Agnès Varda und JR spüren alte Freunde und Begleiter auf, machen neue Bekanntschaften und verbinden Menschen und Geschichten. Immer wieder blickt Varda, die mittlerweile nicht mehr gut sieht und Schwierigkeiten mit dem Laufen hat, zurück in ihre aufregende Filmvergangenheit. „JR erfüllt mir meinen größten Wunsch“, sagt sie. „Er fotografiert die Gesichter der Menschen, denen ich begegne, damit ich sie nie vergesse.“ Die Reise – ein Versuch, Begegnungen zu bewahren, während sie schon vergehen.

Ein besonderes Projekt ist ein tonnenschwerer Weltkriegsbunker, den der Sturm von den Klippen der Normandie an den Strand gekippt hat. Ein Kunstwerk für sich. Skurril. Wie ein Fremdkörper, den die Natur in sich aufgenommen hat. JR sagt, er habe schon lange nach einem geeigneten Bild für den Bunker gesucht. Nun hilft ihm Varda dabei. Zusammen gehen sie alte Fotos durch. Bis sie sich für ein Portrait entscheiden, das Vardas verstorbener Freund Guy Bourdin zeigt, einen Modefotografen, der ganz in der Nähe lebte. Perfekt passt das Bild des sitzenden Bourdin auf die zum Meer gerichtete Seite des Betonklotzes. Welch eine Ehrung eines längst verstorbenen Freundes. Varda ist gerührt. Doch das Kunstwerk überdauert die Zeit nicht. Schon am nächsten Tag hat das rauhe Meer das Bild weggespült. Als wäre es nie dagewesen. „Das Meer behält immer Recht“, sagt Varda. Ihre Stimme trägt eine tiefe Trauer und das Wissen um die Vergänglichkeit.

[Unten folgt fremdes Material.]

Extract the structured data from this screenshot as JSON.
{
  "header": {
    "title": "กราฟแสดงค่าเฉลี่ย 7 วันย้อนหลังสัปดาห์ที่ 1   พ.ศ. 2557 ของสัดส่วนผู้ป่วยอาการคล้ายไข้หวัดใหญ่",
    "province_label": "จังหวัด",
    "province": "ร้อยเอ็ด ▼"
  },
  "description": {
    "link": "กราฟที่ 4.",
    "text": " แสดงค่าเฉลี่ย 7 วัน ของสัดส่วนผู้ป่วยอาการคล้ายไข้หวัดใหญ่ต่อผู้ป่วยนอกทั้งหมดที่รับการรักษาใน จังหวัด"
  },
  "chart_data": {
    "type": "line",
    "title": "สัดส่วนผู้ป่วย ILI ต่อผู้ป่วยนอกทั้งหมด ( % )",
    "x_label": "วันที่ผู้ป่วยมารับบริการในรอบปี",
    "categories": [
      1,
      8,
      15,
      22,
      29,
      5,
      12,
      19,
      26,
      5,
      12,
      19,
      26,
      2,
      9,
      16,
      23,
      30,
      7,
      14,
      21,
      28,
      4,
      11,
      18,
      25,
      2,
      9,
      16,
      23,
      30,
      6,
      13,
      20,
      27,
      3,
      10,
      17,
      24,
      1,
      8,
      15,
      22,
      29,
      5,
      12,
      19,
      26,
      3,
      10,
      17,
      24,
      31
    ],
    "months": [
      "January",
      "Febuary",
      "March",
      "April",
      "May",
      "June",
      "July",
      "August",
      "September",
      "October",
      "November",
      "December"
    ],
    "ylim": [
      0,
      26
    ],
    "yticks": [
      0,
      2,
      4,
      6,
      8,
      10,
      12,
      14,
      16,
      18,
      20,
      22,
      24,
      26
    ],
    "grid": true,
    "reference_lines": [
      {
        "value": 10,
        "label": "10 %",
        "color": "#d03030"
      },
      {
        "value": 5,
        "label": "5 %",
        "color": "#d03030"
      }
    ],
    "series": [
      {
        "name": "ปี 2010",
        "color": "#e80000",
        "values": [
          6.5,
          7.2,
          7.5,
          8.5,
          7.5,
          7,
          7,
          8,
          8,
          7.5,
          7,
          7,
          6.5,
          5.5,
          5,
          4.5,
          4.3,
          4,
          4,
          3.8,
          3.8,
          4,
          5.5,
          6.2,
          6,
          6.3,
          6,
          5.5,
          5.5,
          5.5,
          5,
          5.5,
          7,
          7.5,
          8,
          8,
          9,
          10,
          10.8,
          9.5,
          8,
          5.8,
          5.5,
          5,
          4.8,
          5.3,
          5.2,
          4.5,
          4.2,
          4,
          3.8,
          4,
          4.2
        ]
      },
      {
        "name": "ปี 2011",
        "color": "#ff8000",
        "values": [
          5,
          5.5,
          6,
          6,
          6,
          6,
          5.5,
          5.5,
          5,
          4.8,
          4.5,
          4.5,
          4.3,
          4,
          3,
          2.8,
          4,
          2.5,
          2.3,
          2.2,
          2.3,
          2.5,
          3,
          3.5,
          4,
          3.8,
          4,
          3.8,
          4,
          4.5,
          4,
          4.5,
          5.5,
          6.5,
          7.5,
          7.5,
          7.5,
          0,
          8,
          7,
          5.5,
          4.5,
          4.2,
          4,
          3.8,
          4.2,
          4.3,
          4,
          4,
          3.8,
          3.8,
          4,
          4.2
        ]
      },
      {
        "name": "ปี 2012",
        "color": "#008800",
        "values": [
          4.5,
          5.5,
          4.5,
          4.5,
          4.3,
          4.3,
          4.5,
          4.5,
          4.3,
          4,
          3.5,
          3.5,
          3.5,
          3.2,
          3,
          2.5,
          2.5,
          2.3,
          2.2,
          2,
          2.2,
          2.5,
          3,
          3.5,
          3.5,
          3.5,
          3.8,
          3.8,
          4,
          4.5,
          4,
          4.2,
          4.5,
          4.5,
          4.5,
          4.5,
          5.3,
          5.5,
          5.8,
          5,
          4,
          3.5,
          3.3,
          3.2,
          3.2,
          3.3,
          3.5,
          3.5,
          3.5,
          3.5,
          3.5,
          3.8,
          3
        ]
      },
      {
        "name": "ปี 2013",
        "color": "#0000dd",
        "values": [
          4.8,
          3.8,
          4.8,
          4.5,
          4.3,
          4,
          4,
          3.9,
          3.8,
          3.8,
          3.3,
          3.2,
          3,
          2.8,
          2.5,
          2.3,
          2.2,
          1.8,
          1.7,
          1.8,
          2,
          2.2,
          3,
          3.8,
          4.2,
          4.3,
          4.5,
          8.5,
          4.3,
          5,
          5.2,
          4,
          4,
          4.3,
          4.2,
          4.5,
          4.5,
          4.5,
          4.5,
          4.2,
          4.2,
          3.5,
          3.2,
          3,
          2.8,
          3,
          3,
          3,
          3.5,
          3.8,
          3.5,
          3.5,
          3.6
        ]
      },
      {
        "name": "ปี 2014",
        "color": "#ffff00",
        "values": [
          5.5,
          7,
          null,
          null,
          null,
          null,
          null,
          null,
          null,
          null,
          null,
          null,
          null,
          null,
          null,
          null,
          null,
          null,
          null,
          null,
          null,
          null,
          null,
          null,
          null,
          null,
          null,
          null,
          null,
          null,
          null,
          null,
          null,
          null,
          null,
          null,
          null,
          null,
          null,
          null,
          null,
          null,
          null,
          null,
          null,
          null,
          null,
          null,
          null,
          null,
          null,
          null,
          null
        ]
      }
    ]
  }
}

Immer wieder erinnert sich Varda an ihren Freund und Kollegen Jean-Luc Godard. Sie vergleicht ihren Begleiter JR häufig mit dem jungen Godard. In Anlehnung an dessen Film „Bande à part“ saust sie – selbst im Rollstuhl sitzend – mit JR durch den Pariser Louvre. Nun möchte sie JR und sich ein Geschenk machen und ihren Freund Godard besuchen. Doch dieser ist wider Erwarten nicht anzutreffen. Nur eine Nachricht hat er Varda hinterlassen. Eine Anlehnung an vergangene Zeiten. Varda wird von ihren Gefühlen überwältigt. JR nimmt sie in den Arm. „Ich wollte, dass du ihn kennenlernst. Und er dich“, sagt sie. „Aber ich kenne dich. Und das zählt.“


Warum ich den Film liebe: Weil er anrührt. Weil er bewegt. Und vor allem, weil er Menschen eine Stimme und ein Gesicht verleiht, die sonst nicht „groß rauskommen“. Ein Meisterwerk, das jede Auszeichnung verdient!